From Progarchives.com, the ultimate progressive rock music website

colorofmoney91
Prog Reviewer
2 stars Nursery Cryme is the first Genesis album that displays their true classic-era sound that was still in development on Trespass. Like most all Genesis albums, I found this album to be an amalgamation of good and bad. Personally, this is one of my least favorite Genesis albums, but there are still some nice tunes here.

"The Musical Box" starts out the album on kind of a boring note, with just Gabriel's voice accompanied by light keys and guitar. But then a mash of manic rock suddenly rushes in and seems very abrasive to my ears. This is one of the most random sounding tracks in the Genesis catalog.

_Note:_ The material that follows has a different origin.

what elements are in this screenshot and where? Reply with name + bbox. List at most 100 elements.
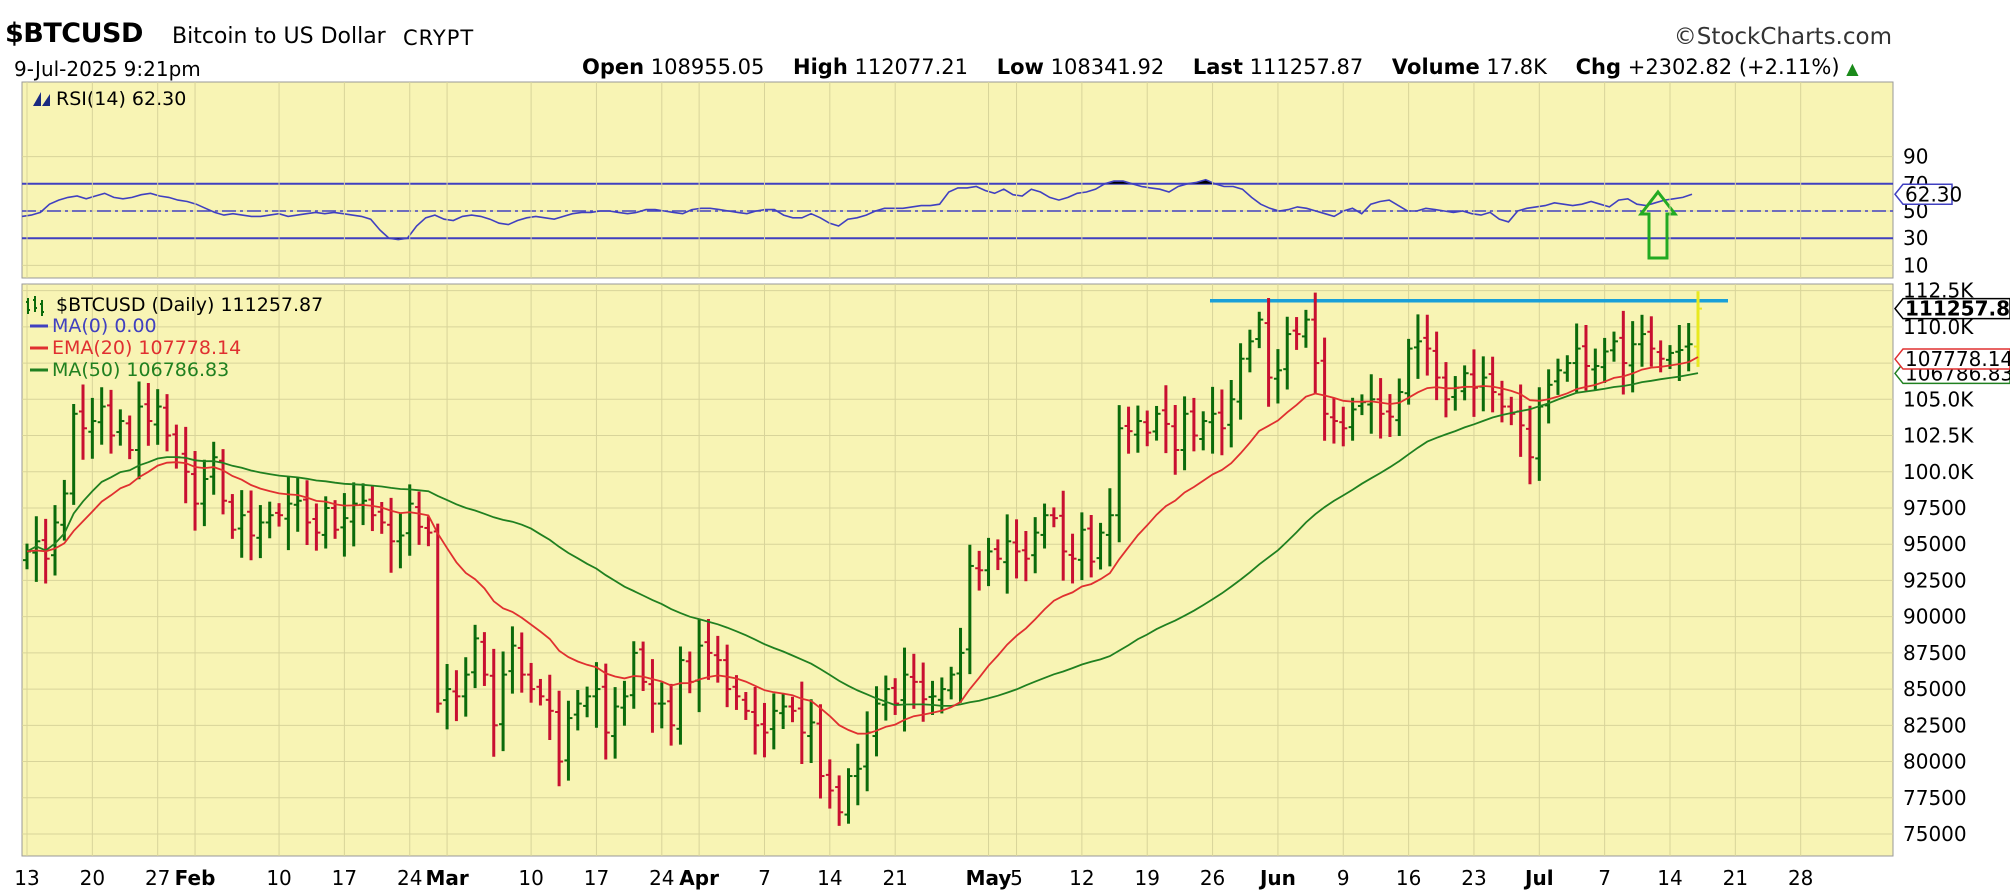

"For Absent Friends" is a nice acoustic ballad that reminds me of something by John Denver, but obviously less country influenced. Otherwise, I'd probably hate this track, but it comes off as sounding very soothing. But, it doesn't offer up enough in structure to be significant in any way.

"Return of the Giant Hogweed" is a classic track in the Genesis catalog, and the first impression of this track is always good, but I always feel this track goes downhill whenever Gabriel starts singing. I feel like this would be much better as an instrumental. This track is overall quite heavy and wouldn't sound out of place on Trespass, and is very bass heavy.

"Seven Stones" is a quaint and softer styled track, and it doesn't really offer much variation other than a speeding up temporarily. This is one of the most forgettable track on the album, though there is some nice mellotron atmosphere near the end.

"Harold the Barrel" is one of the best tracks on the album, and starts off with a fun and bouncy rhythm accompanied by Gabriel's vocals that come off sounding like someone's senile grandmother. I really enjoy the staccato keys throughout the song. Short, but sweeter than most on this album.

"Harlequin" is a pretty and quirky sounding tune with Gabriel's outrages vocals being far more subdued than normal, and it sounds nice. This song would be way better if there was some kind of variation, but nothing really develops. It's still beautiful though.

"The Fountain of Salmacis" is without a doubt the best track on this album, which makes this album the ultimate save-the-best-for-last example. With a strong mellotron intro that forshadows "Watcher of the Skies" on the next album, the track soon sets off with rhythmic bass thumping and fantastic mellotron lines. There is a very aggressive keyboard solo in the middle of the song that gives way to another fantastic few lines of bass. There is soon a random theme that appears that gives off a haunted house kind of feel, but it actually works fairly nice on this track.

I've found that the classic Genesis albums generally have at least one track that is absolutely great, which happens to be "The Fountain of Salmacis" on this album. Unfortunately, every other track has always been highly forgettable in my opinion. I've come to assume that Genesis' brand of quirky symphonic prog is just not something I enjoy as much as most reviewers on this site, but this is a classic album by a classic band and I suggest that anyone interested in prog at least give this a listen for good measure.